CELTIC showed in this match that they have an attack to strike fear into the heart of any opposition, and a defence to strike fear into the hearts of their supporters.

Ok, they won’t be coming up against a striker with the pace and power of West Ham’s Michail Antonio every week, but even still, the ease at which the English Premier League side cut open the Celtic backline during this friendly was alarming.

It was thought there may be something of a dilemma for Celtic manager Ange Postecoglou going into this game, sandwiched as it was between the first and second legs of his side’s Champions League qualifying tie against FC Midtjylland.

He had to balance the risk of injury to players who would start on Wednesday night in Denmark - particularly in defence, where John Kennedy is next in line to pull the boots on – and using the match to fine tune his preferred starting XI for that game.

In the end, the Celtic manager went all in on the second option, with only red card sinner Nir Bitton dropping out of the team from Tuesday night at Celtic Park, and his replacement Dane Murray coming in from the start.

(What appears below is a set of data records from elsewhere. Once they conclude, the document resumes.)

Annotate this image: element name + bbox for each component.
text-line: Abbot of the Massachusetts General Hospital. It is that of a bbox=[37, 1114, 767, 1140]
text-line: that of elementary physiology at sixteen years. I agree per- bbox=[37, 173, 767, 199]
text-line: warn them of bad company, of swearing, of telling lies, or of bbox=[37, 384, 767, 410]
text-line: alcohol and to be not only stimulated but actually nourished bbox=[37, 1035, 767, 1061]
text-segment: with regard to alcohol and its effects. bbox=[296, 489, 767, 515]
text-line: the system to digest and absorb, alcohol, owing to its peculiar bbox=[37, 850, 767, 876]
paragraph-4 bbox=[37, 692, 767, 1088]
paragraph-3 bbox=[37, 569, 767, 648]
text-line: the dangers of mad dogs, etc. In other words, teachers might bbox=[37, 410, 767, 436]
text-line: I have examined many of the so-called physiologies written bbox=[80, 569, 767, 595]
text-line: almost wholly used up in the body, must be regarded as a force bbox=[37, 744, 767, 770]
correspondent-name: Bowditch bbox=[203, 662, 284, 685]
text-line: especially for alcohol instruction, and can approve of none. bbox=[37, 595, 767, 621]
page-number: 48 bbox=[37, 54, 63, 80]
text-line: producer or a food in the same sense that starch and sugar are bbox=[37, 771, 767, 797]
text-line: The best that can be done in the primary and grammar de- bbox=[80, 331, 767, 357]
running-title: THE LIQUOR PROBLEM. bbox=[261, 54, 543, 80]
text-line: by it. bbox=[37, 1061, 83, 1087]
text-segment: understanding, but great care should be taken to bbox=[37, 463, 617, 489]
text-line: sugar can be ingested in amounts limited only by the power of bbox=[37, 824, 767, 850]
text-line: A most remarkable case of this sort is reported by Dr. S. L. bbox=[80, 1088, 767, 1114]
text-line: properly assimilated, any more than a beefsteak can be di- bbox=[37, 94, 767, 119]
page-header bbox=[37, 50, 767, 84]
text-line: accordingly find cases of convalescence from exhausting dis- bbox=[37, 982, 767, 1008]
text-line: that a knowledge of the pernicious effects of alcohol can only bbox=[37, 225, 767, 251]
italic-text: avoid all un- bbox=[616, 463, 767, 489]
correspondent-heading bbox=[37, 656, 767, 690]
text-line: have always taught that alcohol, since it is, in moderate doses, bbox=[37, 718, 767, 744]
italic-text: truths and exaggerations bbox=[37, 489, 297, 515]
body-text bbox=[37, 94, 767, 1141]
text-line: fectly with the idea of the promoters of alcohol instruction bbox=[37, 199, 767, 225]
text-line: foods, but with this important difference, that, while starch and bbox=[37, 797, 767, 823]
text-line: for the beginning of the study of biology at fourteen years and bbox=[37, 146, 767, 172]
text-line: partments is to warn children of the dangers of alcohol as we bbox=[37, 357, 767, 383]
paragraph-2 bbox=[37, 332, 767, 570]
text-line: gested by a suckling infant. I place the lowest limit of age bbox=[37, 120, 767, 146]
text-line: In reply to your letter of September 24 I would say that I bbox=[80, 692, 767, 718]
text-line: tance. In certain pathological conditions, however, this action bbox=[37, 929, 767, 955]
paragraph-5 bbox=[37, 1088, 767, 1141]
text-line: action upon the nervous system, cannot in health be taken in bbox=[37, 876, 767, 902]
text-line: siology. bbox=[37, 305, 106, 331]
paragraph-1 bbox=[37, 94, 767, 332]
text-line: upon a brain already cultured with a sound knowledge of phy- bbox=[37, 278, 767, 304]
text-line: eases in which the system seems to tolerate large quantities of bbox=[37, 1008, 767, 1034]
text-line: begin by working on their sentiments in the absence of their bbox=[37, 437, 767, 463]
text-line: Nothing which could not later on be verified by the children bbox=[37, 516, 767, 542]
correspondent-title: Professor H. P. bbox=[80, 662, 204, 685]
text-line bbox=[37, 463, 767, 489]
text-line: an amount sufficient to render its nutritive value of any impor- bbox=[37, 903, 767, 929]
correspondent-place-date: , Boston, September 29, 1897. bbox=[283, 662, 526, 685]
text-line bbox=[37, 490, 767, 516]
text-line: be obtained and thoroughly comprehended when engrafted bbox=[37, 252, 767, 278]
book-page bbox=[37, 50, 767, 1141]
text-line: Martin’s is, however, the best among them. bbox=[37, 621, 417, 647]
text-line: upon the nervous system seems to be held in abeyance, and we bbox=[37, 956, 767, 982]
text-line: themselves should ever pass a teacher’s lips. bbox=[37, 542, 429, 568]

The youngster had an afternoon to forget, as did his only slightly older partner Stephen Welsh, while both Anthony Ralston and Greg Taylor didn’t exactly cover themselves in glory either. There will be no option for Postecoglou but to go with the same back four on Wednesday night in Herning, but the arrival of Carl Starfelt – plus one or two others – can’t come soon enough.

Where he may have a choice is in goal, with Vasilis Barkas having another strange old afternoon. During the 45 minutes he was on the park, the Greek made two really good one-on-one saves from Antonio and Jared Bowen, giving a glimpse that there might just be a capable keeper somewhere in there after all.

He could do nothing about West Ham’s first goal, which had come after a beautiful bending strike from Callum McGregor had given Celtic an early lead. Young Murray gave the ball away deep in Celtic territory, it was quickly fed into Antonio, and he rounded the keeper to tap home.

Their second goal was another story entirely though.

Ralston was dispossessed in the West Ham box, and the ball was quickly fed to the other end of the pitch. A simple ball in behind Celtic’s high line saw Antonio completely outstrip Welsh for pace, Murray decided not to come across and cover, and the forward was in on Barkas once more.

The keeper’s positioning was awful. He couldn’t have invited the striker to score to his right more had he been waving him in with paddles in his hands like an air traffic controller, and Antonio duly accepted the open invitation.

Apart from the scorching heat, normality was creeping ever closer in the stadium, with 18,500 Celtic supporters giving their new manager and team a rapturous reception before the game. By the time the visitors added a third before the break though, they were a little deflated.

Antonio won a rather soft penalty for the visitors when Ismaila Soro – who had been playing well – bundled into the back of him in the area. Captain Mark Noble stroked it in, and suddenly the match was getting away from Celtic.

Barkas was taken off at the interval with Bain replacing him, and whether that was a sign of things to come for Wednesday night, remains to be seen.

Celtic got a goal to haul themselves back into it as some more good work from Liel Abada on the right saw him whip in a cross that Christie threw himself at to poke in off the post, though former Motherwell goalkeeper Darren Randolph – who had come on at the interval – may feel he should have done better.

The next action summed Celtic’s current state up succinctly at this current time though, as they promptly went walkabout at the back to allow Said Benrahma the freedom of Glasgow to advance on Bain.

Murray tried desperately to get across and block his shot, but a simple dummy fooled both him and the keeper, and the attacker rolled into the net.

Postecoglou then changed all 10 outfield players, with Leigh Griffiths getting the sort of reception he is used to at opposition grounds upon his return to action following accusations he had sent inappropriate messages to schoolgirls.

He was then also roundly booed when he received the ball, and got a mixture of boos and applause when he went over to take a corner.

Back on the pitch, West Ham added a fifth, with Bowen flicking home a Benrahma cross in nonchalant fashion after some hesitation from Leo Hjelde, while Bain denied Benrahma after Celtic had been cut open once more.

There was still time for another low blow for the hosts, as recently released youngster Armstrong Oko-Flex came off the bench for West Ham to finish smartly for a sixth against his old club.

And that was that. Mercifully for the home side.

On a positive note, Odsonne Edouard looked razor sharp early on, while Abada and Christie were also lively, suggesting that Celtic have goals in them. With this defence, it is probably just as well.